An e-mail to the company seeking comment wasn’t returned.

The pharmaceutical firm is buying the domestic drug-making business of Piramal for nearly $3.72 billion. That follows its February acquisition of a part of Solvay that carried a hefty price tag of $6.2 billion.

Proceeds from this transaction will be used to refinance short-term borrowings, including commercial paper.

Byron Douglass at Credit Derivatives Research said the bond sale “is not surprising given the company’s relatively low cash balance ($1.8 billion) and Friday’s announcement to acquire Piramal Healthcare for $3.7 billion.”

“Given Abbott’s strong balance sheet, interest coverage, and leverage,” Douglass added, “we find today’s issues going out roughly at fair value.”
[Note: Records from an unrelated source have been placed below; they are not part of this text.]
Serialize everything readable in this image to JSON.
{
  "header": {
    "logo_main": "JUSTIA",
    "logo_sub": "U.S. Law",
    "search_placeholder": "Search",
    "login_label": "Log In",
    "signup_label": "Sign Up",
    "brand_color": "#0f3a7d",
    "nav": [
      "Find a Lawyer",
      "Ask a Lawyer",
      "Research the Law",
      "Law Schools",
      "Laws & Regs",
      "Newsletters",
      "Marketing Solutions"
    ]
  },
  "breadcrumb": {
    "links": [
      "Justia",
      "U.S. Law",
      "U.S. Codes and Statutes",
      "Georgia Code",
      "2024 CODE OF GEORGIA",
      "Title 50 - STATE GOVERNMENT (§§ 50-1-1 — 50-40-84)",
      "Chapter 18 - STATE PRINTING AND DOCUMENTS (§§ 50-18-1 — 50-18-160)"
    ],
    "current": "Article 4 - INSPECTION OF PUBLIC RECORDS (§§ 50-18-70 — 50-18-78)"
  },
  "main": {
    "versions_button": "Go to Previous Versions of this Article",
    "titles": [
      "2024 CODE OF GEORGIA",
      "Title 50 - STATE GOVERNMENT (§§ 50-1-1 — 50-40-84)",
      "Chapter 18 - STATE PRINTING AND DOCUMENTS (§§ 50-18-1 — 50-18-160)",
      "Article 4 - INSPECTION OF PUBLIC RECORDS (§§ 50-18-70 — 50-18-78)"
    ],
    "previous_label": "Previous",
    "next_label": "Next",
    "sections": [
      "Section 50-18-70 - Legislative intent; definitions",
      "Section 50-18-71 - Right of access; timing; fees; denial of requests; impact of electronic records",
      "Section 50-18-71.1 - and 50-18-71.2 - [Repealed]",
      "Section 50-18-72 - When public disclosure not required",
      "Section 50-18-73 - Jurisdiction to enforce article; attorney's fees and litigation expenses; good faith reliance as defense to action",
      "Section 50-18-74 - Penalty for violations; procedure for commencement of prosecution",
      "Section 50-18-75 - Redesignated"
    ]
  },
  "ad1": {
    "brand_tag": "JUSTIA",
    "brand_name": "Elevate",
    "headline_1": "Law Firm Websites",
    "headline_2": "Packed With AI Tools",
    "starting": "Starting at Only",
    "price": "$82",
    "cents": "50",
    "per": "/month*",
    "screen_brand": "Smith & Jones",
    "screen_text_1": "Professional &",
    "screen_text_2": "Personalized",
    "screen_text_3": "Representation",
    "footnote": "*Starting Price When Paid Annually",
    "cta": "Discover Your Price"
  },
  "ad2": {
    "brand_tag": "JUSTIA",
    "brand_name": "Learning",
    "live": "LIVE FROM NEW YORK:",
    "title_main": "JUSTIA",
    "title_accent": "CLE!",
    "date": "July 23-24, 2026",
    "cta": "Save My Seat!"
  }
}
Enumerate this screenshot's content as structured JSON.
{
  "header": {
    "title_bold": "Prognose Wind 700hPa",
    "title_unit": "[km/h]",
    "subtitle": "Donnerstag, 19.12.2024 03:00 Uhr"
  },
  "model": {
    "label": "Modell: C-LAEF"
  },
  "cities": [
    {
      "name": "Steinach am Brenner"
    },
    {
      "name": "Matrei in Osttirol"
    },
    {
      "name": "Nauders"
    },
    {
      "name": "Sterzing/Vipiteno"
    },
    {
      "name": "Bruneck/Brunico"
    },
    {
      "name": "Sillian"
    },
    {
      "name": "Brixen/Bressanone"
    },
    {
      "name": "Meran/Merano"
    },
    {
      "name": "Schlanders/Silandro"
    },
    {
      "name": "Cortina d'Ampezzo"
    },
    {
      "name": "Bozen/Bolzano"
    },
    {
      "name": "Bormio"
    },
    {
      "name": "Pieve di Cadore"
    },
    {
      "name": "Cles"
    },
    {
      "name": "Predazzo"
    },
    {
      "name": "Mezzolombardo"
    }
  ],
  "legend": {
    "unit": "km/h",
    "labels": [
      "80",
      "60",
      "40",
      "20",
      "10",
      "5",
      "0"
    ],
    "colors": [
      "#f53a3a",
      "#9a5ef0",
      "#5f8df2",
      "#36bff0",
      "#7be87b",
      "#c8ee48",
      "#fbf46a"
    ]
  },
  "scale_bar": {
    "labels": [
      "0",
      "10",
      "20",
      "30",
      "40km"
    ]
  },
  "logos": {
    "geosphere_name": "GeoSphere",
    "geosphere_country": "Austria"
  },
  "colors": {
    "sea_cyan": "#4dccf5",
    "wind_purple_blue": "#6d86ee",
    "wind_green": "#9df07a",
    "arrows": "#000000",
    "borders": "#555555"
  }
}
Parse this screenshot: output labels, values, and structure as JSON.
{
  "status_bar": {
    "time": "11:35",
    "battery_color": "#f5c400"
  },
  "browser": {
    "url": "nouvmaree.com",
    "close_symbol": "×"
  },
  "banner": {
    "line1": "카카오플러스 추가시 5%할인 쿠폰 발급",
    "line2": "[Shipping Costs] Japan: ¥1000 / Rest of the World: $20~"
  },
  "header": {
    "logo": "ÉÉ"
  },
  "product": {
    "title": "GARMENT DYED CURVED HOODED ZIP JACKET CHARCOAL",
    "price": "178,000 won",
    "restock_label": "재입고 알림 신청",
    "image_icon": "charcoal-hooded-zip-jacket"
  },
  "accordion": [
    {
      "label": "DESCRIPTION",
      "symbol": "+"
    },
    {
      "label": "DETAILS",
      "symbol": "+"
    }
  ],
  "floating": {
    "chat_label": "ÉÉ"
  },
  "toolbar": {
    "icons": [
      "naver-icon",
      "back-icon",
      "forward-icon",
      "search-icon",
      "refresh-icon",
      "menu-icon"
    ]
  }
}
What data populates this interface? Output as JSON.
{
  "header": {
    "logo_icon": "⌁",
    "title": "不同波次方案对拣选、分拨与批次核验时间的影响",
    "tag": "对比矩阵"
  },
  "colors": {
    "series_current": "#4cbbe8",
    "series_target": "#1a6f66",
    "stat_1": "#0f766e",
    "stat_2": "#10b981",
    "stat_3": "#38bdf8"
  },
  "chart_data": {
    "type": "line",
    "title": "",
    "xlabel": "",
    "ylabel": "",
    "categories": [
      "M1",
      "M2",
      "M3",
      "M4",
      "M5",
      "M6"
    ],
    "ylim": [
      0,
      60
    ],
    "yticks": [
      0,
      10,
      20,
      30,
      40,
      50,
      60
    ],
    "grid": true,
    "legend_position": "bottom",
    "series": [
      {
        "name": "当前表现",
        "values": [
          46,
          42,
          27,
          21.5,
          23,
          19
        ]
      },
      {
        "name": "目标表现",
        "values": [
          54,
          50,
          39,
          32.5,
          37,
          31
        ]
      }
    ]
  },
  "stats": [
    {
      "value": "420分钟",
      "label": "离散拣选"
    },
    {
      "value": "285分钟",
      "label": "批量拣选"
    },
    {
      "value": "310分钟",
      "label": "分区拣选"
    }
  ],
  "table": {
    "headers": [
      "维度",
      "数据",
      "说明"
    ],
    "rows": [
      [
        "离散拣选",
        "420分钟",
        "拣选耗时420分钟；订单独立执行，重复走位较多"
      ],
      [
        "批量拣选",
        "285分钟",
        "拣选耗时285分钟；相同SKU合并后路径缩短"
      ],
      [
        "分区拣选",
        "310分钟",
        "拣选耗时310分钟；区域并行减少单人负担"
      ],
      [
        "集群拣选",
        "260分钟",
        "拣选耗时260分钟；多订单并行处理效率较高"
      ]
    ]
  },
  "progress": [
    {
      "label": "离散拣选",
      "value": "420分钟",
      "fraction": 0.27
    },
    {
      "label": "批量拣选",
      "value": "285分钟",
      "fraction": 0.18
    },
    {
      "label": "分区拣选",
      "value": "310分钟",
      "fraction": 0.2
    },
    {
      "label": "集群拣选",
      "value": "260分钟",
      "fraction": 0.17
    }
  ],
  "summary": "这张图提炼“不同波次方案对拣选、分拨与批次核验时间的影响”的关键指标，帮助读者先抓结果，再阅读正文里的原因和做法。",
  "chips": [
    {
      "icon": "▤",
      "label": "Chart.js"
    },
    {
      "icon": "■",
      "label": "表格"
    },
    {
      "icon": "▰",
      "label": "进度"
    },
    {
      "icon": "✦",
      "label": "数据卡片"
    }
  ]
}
Moody’s Investors Service, which rated the upcoming debt offering A1, said that while the new issue will help Abbott restore some liquidity after the Piramal acquisition, Abbott will still “carry a substantial amount of short-term debt, including commercial paper as well as maturities of both bank loans and bonds.”

Standard & Poor’s gave the offering a preliminary double-A rating, citing the drug maker’s “solid positions in a number of diverse health care segments, its excellent financial profile and robust discretionary cash flow.”

Despite this offering, volume in the new issue market is expected to remain thin with most  supply consisting of mainly industrial and non-financial names.

“Investors are experiencing sticker shock with very low high-grade bond yields,” according to analysts at J.P. Morgan. They said in a note that yields have fallen 47 basis points from the beginning of this year, and are currently at 4.81 percent. Yields have declined 23 basis points since May 12.

“We believe that yields are going to stay low and this is going to be a problem for many going forward,” they wrote.

Scott MacDonald, head of research at Aladdin Capital Markets, said the investment landscape remains interested in avoiding risk as it is dominated by flight-to-quality trades and the adoption of a wait-and-see attitude among many investors, with the main dilemma where investors should put money.

“This situation does not foresee a massive spread widening, but does mean that over the next few weeks spreads for corporate and sovereign bonds and CDS are likely to widen,” he said.